Do you think people would enjoy playing Red Dead Redemption 2 with this GPU?
I was pointing out the size of the INSTALLED BASE. If someone releases a game that won't play on 95% of the INSTALLED BASE of gaming PCs, be my guest, but they will be first to go bankrupt, after no-one can play their game upon release.
Edit: And to answer your questions, NO, I don't think that a GTX 1050 ti 4GB card is a good card to get TODAY, for a real ENTHUSIAST-level gaming PC. But not everybody has gear of that level. Some are a lot more mundane. My good buddy, whom I built him a $400 gaming PC like 3 years ago, was made out of a refurbished Sandy Bridge quad-core Dell MT, and has a GTX 1050 2GB installed, which he claims the fans are now acting up on. So I was going to get him a GTX 1650 4GB GDDR6 to replace it. Is that card enough to actually "Enjoy" RDR II? I don't know. It depends on the person, I guess. He mostly plays older Blizzard games, and Fortnite, and Minecraft.

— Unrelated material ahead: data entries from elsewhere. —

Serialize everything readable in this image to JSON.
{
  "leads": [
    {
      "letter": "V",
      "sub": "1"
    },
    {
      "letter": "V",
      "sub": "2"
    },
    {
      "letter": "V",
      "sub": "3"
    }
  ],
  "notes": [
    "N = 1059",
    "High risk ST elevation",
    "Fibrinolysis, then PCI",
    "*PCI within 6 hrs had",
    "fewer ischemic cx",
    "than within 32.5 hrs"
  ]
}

(I did also offer him recently to throw together a Ryzen R5 3600 CPU, 32GB of GSkill DDR4-3200, the GTX 1650 D6, a 256GB NVMe, 2TB HDD, case, 80Plus Gold PSU, for somewhere between $800 and $1000. I told him $25/wk, get the whole thing paid off in like 8 months.)
I doubt I could, but that has absolutely nothing to do with anything I have said in this thread.
Sure it does, if you claim that 95% of gaming PCs will have PCI-E 4.0 NVMe SSDs, then that means that the INSTALLED BASE in 2024, needs to start building TODAY, and if there are NO pre-built PCs with NVMe PCI-E 4.0 SSDs in them being sold, how can you build that sizable of an INSTALLED BASE by 2024?
Surely, you realize, that the few of us, on a forum like this, that build our own PCs, and use state-of-the-art stuff like PCI-E 4.0 CPUs, mobos, and NVMe SSDs (and GPUs), are really, the cream of the crop of builders, and entirely outside of the mainstream INSTALLED BASE.
Sure, your average AT'er might have a PCI-E 4.0 NVMe SSD by 2024, but ... even 95% of AT'ers, are like 1% or less of the INSTALLED BASE of gaming PCs worldwide.